The dietary needs of Elvis Presley made his other pursuits appear tame. “The King” once flew from Memphis to Denver to fetch a concoction from the now-defunct Colorado Mine Company restaurant in the suburb of Glendale. It was a house specialty he had sampled only once after a concert and apparently couldn’t find anywhere else—the Fool’s Gold Loaf, a particularly sumptuous feast.
The main ingredients? One loaf of sourdough bread, smeared with butter and tossed into an oven at 350 degrees, and one pound of lean bacon, fried until crisp and drained on paper towels. After 15 minutes, the loaf was removed from the oven and sliced lengthwise. The interior of each half was hollowed out, the insides were filled with one large jar of smooth peanut butter and one large jar of blueberry preserves. The bacon slices were added, and the loaf was closed. The cost was $37.95 per sandwich—hence the name.
In December 1975, Presley decided to leave the lonely confines of Graceland, his mansion in Memphis, for the holidays and his 41st birthday (January 8, 1976). He took Linda Thomson, his girlfriend, and several of his “boys” to Vail, Colorado, to celebrate.
“He flew in on his jet, and we rented a Trailways bus,” Captain Jerry Kennedy, head of the Denver vice squad, said. “We sang Christmas carols on the way up.

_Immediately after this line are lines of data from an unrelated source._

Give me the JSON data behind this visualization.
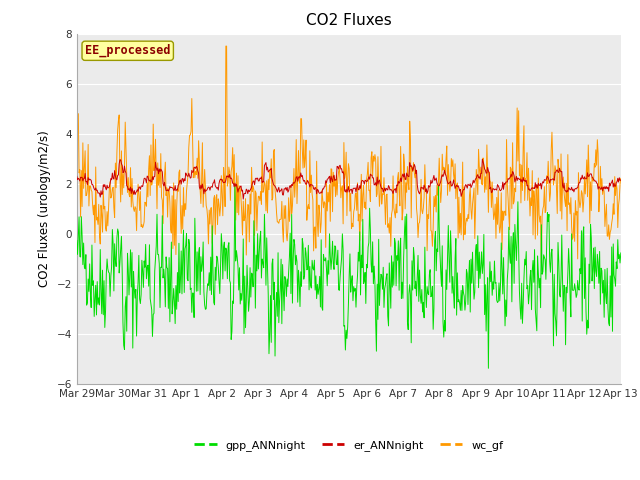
{
  "title": "CO2 Fluxes",
  "ylabel": "CO2 Fluxes (urology/m2/s)",
  "ylim": [
    -6,
    8
  ],
  "yticks": [
    -6,
    -4,
    -2,
    0,
    2,
    4,
    6,
    8
  ],
  "n_days": 15,
  "pts_per_day": 48,
  "color_gpp": "#00DD00",
  "color_er": "#CC0000",
  "color_wc": "#FF9900",
  "label_gpp": "gpp_ANNnight",
  "label_er": "er_ANNnight",
  "label_wc": "wc_gf",
  "annotation_text": "EE_processed",
  "annotation_color": "#8B0000",
  "annotation_bg": "#FFFFA0",
  "annotation_edge": "#999900",
  "bg_color": "#FFFFFF",
  "plot_bg": "#EBEBEB",
  "grid_color": "#FFFFFF",
  "line_width": 0.7,
  "xtick_labels": [
    "Mar 29",
    "Mar 30",
    "Mar 31",
    "Apr 1",
    "Apr 2",
    "Apr 3",
    "Apr 4",
    "Apr 5",
    "Apr 6",
    "Apr 7",
    "Apr 8",
    "Apr 9",
    "Apr 10",
    "Apr 11",
    "Apr 12",
    "Apr 13"
  ],
  "legend_fontsize": 8,
  "title_fontsize": 11,
  "tick_fontsize": 7.5,
  "ylabel_fontsize": 8.5
}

We took off work for ten days; we got him lodging and ski outfits.”
Kennedy obtained permission to use the ski slopes at night, and Elvis and his entourage rented snowmobiles for noisy 3 a.m. rides through the woods.

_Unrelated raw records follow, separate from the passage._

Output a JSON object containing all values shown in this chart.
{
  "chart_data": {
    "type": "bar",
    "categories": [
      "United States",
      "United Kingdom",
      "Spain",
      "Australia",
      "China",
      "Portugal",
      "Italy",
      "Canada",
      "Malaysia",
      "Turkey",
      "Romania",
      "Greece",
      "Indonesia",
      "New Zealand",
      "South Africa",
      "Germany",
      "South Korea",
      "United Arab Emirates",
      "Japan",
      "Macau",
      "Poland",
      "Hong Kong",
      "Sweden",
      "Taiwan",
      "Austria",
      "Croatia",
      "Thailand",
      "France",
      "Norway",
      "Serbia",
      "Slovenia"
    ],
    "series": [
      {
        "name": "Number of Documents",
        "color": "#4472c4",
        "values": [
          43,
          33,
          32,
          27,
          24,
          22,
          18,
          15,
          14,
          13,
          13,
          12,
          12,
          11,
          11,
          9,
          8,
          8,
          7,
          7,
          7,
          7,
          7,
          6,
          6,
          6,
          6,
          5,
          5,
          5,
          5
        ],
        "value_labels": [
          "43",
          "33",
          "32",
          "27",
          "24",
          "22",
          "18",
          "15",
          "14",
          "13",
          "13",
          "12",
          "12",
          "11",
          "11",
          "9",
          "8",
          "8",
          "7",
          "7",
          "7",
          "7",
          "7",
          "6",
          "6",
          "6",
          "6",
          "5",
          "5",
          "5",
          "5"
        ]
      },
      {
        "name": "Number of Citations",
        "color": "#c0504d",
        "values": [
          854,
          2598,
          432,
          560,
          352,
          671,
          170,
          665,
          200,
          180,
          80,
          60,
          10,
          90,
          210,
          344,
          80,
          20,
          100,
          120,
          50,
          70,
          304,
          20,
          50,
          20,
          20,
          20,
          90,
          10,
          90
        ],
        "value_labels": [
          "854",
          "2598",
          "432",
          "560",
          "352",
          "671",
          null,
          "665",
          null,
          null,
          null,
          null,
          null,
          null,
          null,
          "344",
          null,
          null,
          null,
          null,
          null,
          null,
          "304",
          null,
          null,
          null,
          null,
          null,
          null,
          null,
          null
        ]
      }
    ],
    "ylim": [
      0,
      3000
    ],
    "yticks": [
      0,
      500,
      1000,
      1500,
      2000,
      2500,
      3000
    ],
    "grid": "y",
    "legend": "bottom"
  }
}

Shortly after the holiday revelry, Presley went on a now-legendary car-buying binge. Wearing a white woolen ski mask and bulky snowsuit, he visited Kumpf Motors, a luxury automobile showroom in Denver, arriving three hours after closing time with a large party. He told three in the group—Kennedy; Detective Ron Pietrofeso, who had been Elvis’ police guard during concerts in Denver months before; and Dr. Gerald Starky, a police physician who had treated Elvis a day earlier for a scratch he said was caused by his ski mask—to pick out the cars they wanted.
“Elvis asked me what I was driving. I told him that I had an Audi, an economy car,” Kennedy said. “He told me, ‘I’m going to give you a car like mine.’”

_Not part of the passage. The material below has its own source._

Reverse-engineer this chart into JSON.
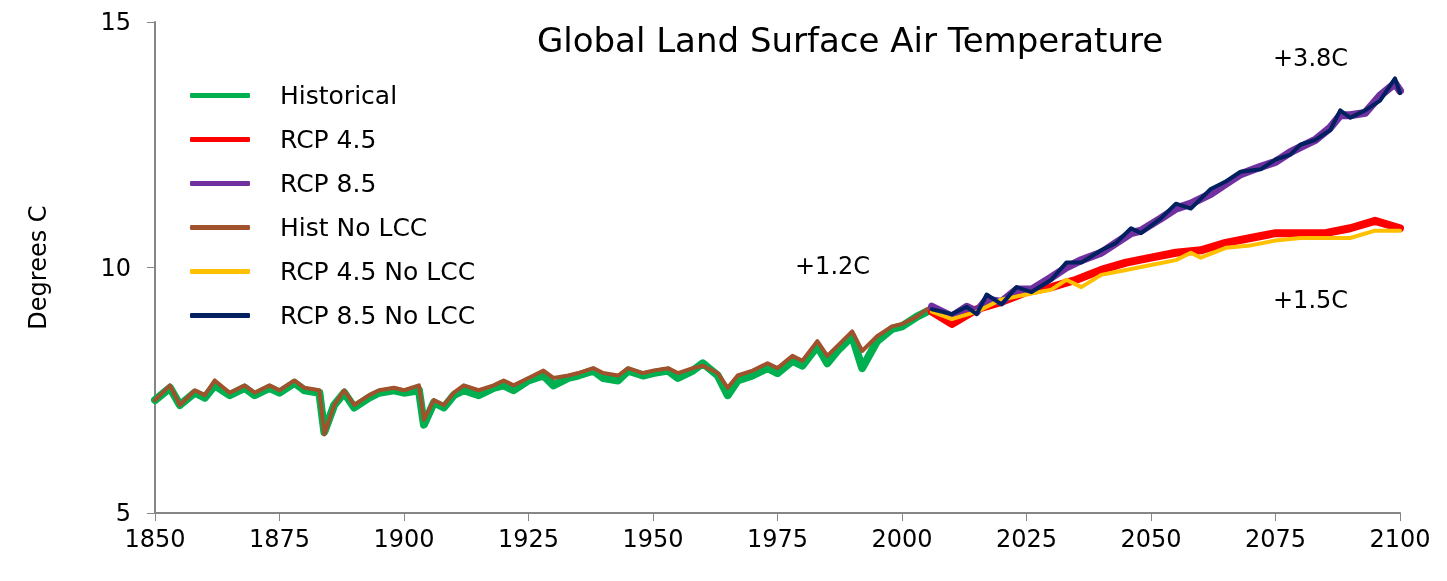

Presley purchased a top-of-the-line Lincoln Mark IV for Kennedy and Cadillacs for Pietrofeso and Starky. The $13,000 cars were his way of saying thank you. Kennedy had known the King since 1969.
“I was the off-duty work coordinator, and he had a concert at the Denver Coliseum,” Kennedy said. “They wanted security at the Radisson Hotel, and he had the whole 10th floor. We had to keep the girls out. Elvis came out of his room, and he was very friendly. He liked policemen. Elvis and I struck up something of a friendship. He felt like he was part of the Denver Police.”
And the force treated Elvis accordingly. He owned an officer’s uniform that he wore on visits to the Mile High City and was given an honorary Denver police captain’s credential.
Watching the morning news the day after the car-purchasing spree, Elvis saw local anchorman Don Kinney quip that he wouldn’t mind getting a car, too. The King had a new Cadillac delivered to the station the following day and then went home to Graceland.
“He was generous to a fault,” Kennedy said. “He ended up purchasing a dozen vehicles in Denver. If he gave something to one person, he had to give it to somebody else, too.”
Most of the time, Kinney kept the Cadillac safe in his garage, but he occasionally drove it from Denver to a family farm in Montana. On one such occasion, on August 16, 1977, the car broke down. Later that day, Kinney learned that Elvis Presley had done so as well—he was dead at age 42, found unconscious in the bathroom off his bedroom at Graceland.